LONDON - DECEMBER 12: A statue of the scales of justice stands high above the Old Bailey on December 12, 2003 in London. Ian Huntley is accused of murdering youngsters Jessica Chapman and Holly Wells, his ex-girlfriend Maxine Carr is accused of conspiring to pervert the course of justice. (Photo …
Ian Waldie/Getty Images

Britain’s youngest terrorist has been deemed to be “suitable for release” by the Parole Board after serving just five years behind bars for plotting an attack on an Australian policeman.

The terrorist, known only as RXG, will be free to walk the streets without the public being aware of his identity, as he was granted life-long anonymity in 2019.

Announcing their decision to free the terrorist, the parole board said: “After considering the circumstances of his offending, the progress made while in detention, and the evidence presented at the hearings, the panel was satisfied that RXG was suitable for release,” the board said in a document detailing the decision.”

RXG was handed a “life” sentence with a minimum of five years in prison in 2015 after he pled guilty to inciting terrorism overseas. The terrorist pled guilty to trying to convince Australian 18-year-old Sevdet Besim to behead a policeman in Melbourne on Anzac Day, Australia’s equivalent to Remembrance Sunday or Veterans Day.

During his trial, it was revealed that RXG, had sent thousands of messages to Besim, urging him to get his “first taste of beheading” by attacking “a proper lonely person”.

The attack was foiled by British police, who discovered the plot and alerted Australian authorities. In a raid on his home, police found additional evidence of his terroristic intentions including an Isis flag, as well as a bomb-making guide and a combat knife.

In a written summary of the decision to release the terrorist, the Parole Board said that “no-one at the hearing considered there to be a need for further time” in prison as “all necessary work had been completed”.

The summary went on to claim that during his incarceration, RXG has “undertaken extensive specialist work in detention to address his offending behaviour, his understanding of Islam and to develop his level of maturity”.

As part of his release license conditions, RXG — who is now 20-years-old — will be required to live at a designated address, will have limits placed on where he can go and with whom he can meet, and be monitored by an electronic tag.

The ban on reporting RXG’s actual identity would have typically ended on his eighteenth birthday, but in what has been described as a “remarkable decision”, Judge Dame Victoria Sharp granted the terrorist lifelong anonymity, arguing that identifying him could result in “serious harm”.

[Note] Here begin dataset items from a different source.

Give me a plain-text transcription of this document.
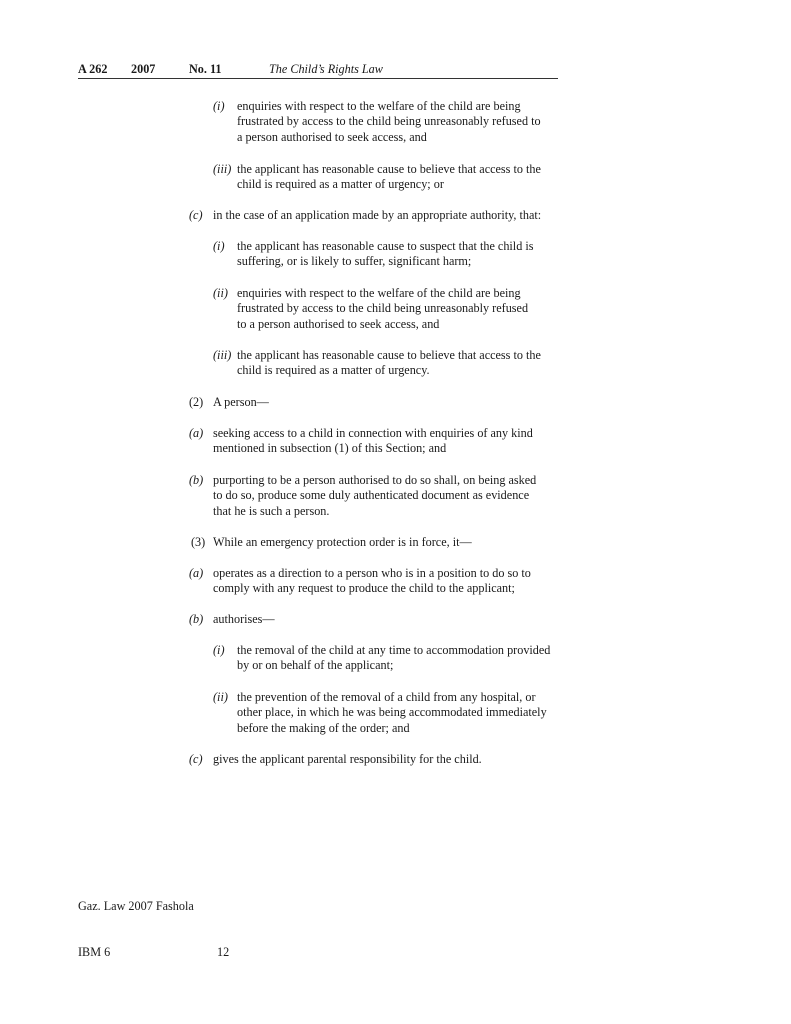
A 262 2007	No. 11	The Child’s Rights Law
(i) enquiries with respect to the welfare of the child are being

frustrated by access to the child being unreasonably refused to

a person authorised to seek access, and

(iii) the applicant has reasonable cause to believe that access to the

child is required as a matter of urgency; or

(c) in the case of an application made by an appropriate authority, that:

(i) the applicant has reasonable cause to suspect that the child is

suffering, or is likely to suffer, significant harm;

(ii) enquiries with respect to the welfare of the child are being

frustrated by access to the child being unreasonably refused

to a person authorised to seek access, and

(iii) the applicant has reasonable cause to believe that access to the

child is required as a matter of urgency.

(2) A person—

(a) seeking access to a child in connection with enquiries of any kind

mentioned in subsection (1) of this Section; and

(b) purporting to be a person authorised to do so shall, on being asked

to do so, produce some duly authenticated document as evidence

that he is such a person.

(3) While an emergency protection order is in force, it—

(a) operates as a direction to a person who is in a position to do so to

comply with any request to produce the child to the applicant;

(b) authorises—

(i) the removal of the child at any time to accommodation provided

by or on behalf of the applicant;

(ii) the prevention of the removal of a child from any hospital, or

other place, in which he was being accommodated immediately

before the making of the order; and

(c) gives the applicant parental responsibility for the child.

Gaz. Law 2007 Fashola
IBM 6	12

A research fellow for the anti-extremism think tank the Henry Jackson Society, Dr Paul Stott, previously said of the reporting restrictions: “The public will rightly be disturbed that a young man considered dangerous enough to be jailed for life in 2015 may be considered for release.”

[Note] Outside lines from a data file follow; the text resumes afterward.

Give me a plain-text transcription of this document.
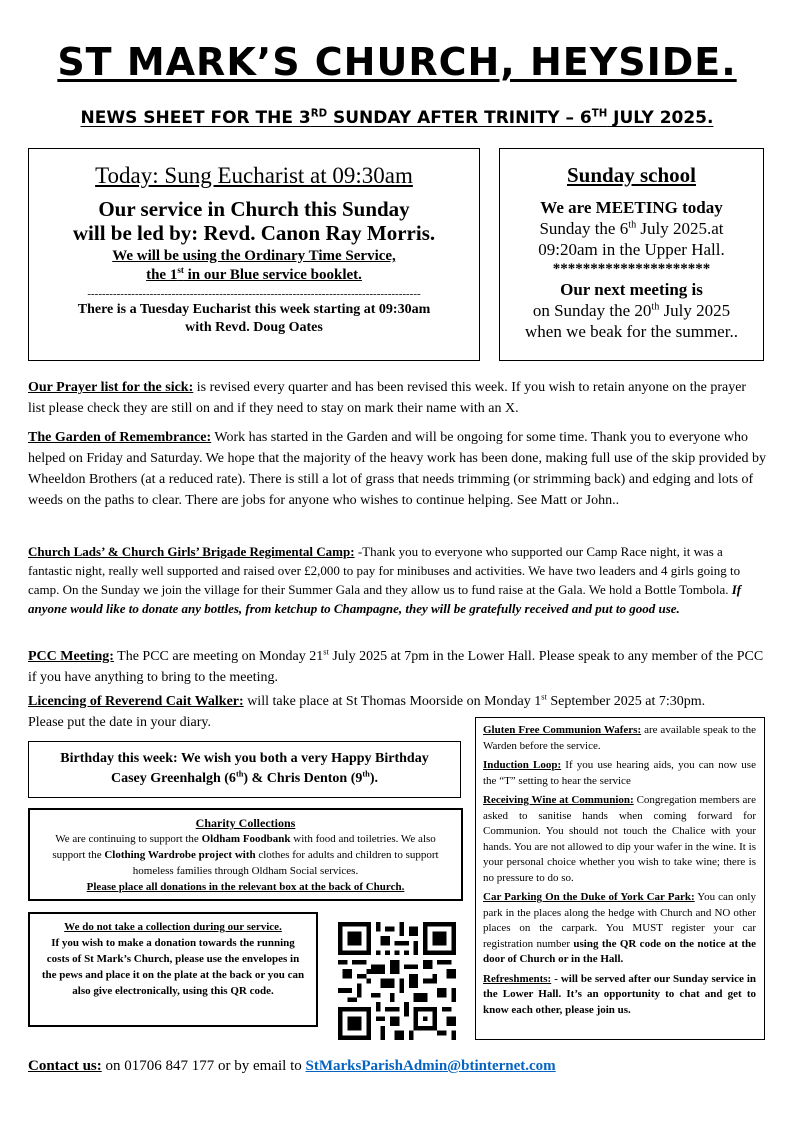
ST MARK’S CHURCH, HEYSIDE.
NEWS SHEET FOR THE 3RD SUNDAY AFTER TRINITY – 6TH JULY 2025.
Today: Sung Eucharist at 09:30am
Our service in Church this Sunday
will be led by: Revd. Canon Ray Morris.
We will be using the Ordinary Time Service,
the 1st in our Blue service booklet.
-------------------------------------------------------------------------------------------
There is a Tuesday Eucharist this week starting at 09:30am
with Revd. Doug Oates
Sunday school
We are MEETING today
Sunday the 6th July 2025.at
09:20am in the Upper Hall.
*********************
Our next meeting is
on Sunday the 20th July 2025
when we beak for the summer..
Our Prayer list for the sick: is revised every quarter and has been revised this week. If you wish to retain anyone on the prayer list please check they are still on and if they need to stay on mark their name with an X.
The Garden of Remembrance: Work has started in the Garden and will be ongoing for some time. Thank you to everyone who helped on Friday and Saturday. We hope that the majority of the heavy work has been done, making full use of the skip provided by Wheeldon Brothers (at a reduced rate). There is still a lot of grass that needs trimming (or strimming back) and edging and lots of weeds on the paths to clear. There are jobs for anyone who wishes to continue helping. See Matt or John..
Church Lads’ & Church Girls’ Brigade Regimental Camp: -Thank you to everyone who supported our Camp Race night, it was a fantastic night, really well supported and raised over £2,000 to pay for minibuses and activities. We have two leaders and 4 girls going to camp. On the Sunday we join the village for their Summer Gala and they allow us to fund raise at the Gala. We hold a Bottle Tombola. If anyone would like to donate any bottles, from ketchup to Champagne, they will be gratefully received and put to good use.
PCC Meeting: The PCC are meeting on Monday 21st July 2025 at 7pm in the Lower Hall. Please speak to any member of the PCC if you have anything to bring to the meeting.
Licencing of Reverend Cait Walker: will take place at St Thomas Moorside on Monday 1st September 2025 at 7:30pm.
Please put the date in your diary.
Birthday this week: We wish you both a very Happy Birthday
Casey Greenhalgh (6th) & Chris Denton (9th).
Charity Collections
We are continuing to support the Oldham Foodbank with food and toiletries. We also support the Clothing Wardrobe project with clothes for adults and children to support homeless families through Oldham Social services.
Please place all donations in the relevant box at the back of Church.
We do not take a collection during our service.
If you wish to make a donation towards the running costs of St Mark’s Church, please use the envelopes in the pews and place it on the plate at the back or you can also give electronically, using this QR code.

Gluten Free Communion Wafers: are available speak to the Warden before the service.

Induction Loop: If you use hearing aids, you can now use the “T” setting to hear the service

Receiving Wine at Communion: Congregation members are asked to sanitise hands when coming forward for Communion. You should not touch the Chalice with your hands. You are not allowed to dip your wafer in the wine. It is your personal choice whether you wish to take wine; there is no pressure to do so.

Car Parking On the Duke of York Car Park: You can only park in the places along the hedge with Church and NO other places on the carpark. You MUST register your car registration number using the QR code on the notice at the door of Church or in the Hall.

Refreshments: - will be served after our Sunday service in the Lower Hall. It’s an opportunity to chat and get to know each other, please join us.

Contact us: on 01706 847 177 or by email to StMarksParishAdmin@btinternet.com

“The attack at London Bridge and Sudesh Amman’s in Streatham have proven that we can’t rule out released terrorists going on the rampage again,” he said, adding: “The interests and concerns of the general public must come first.”

During RXG’s sentencing, the presiding judge remarked: “I have no doubt a significant risk remains. I very much hope that the risk will have been removed in five years and he can be released.”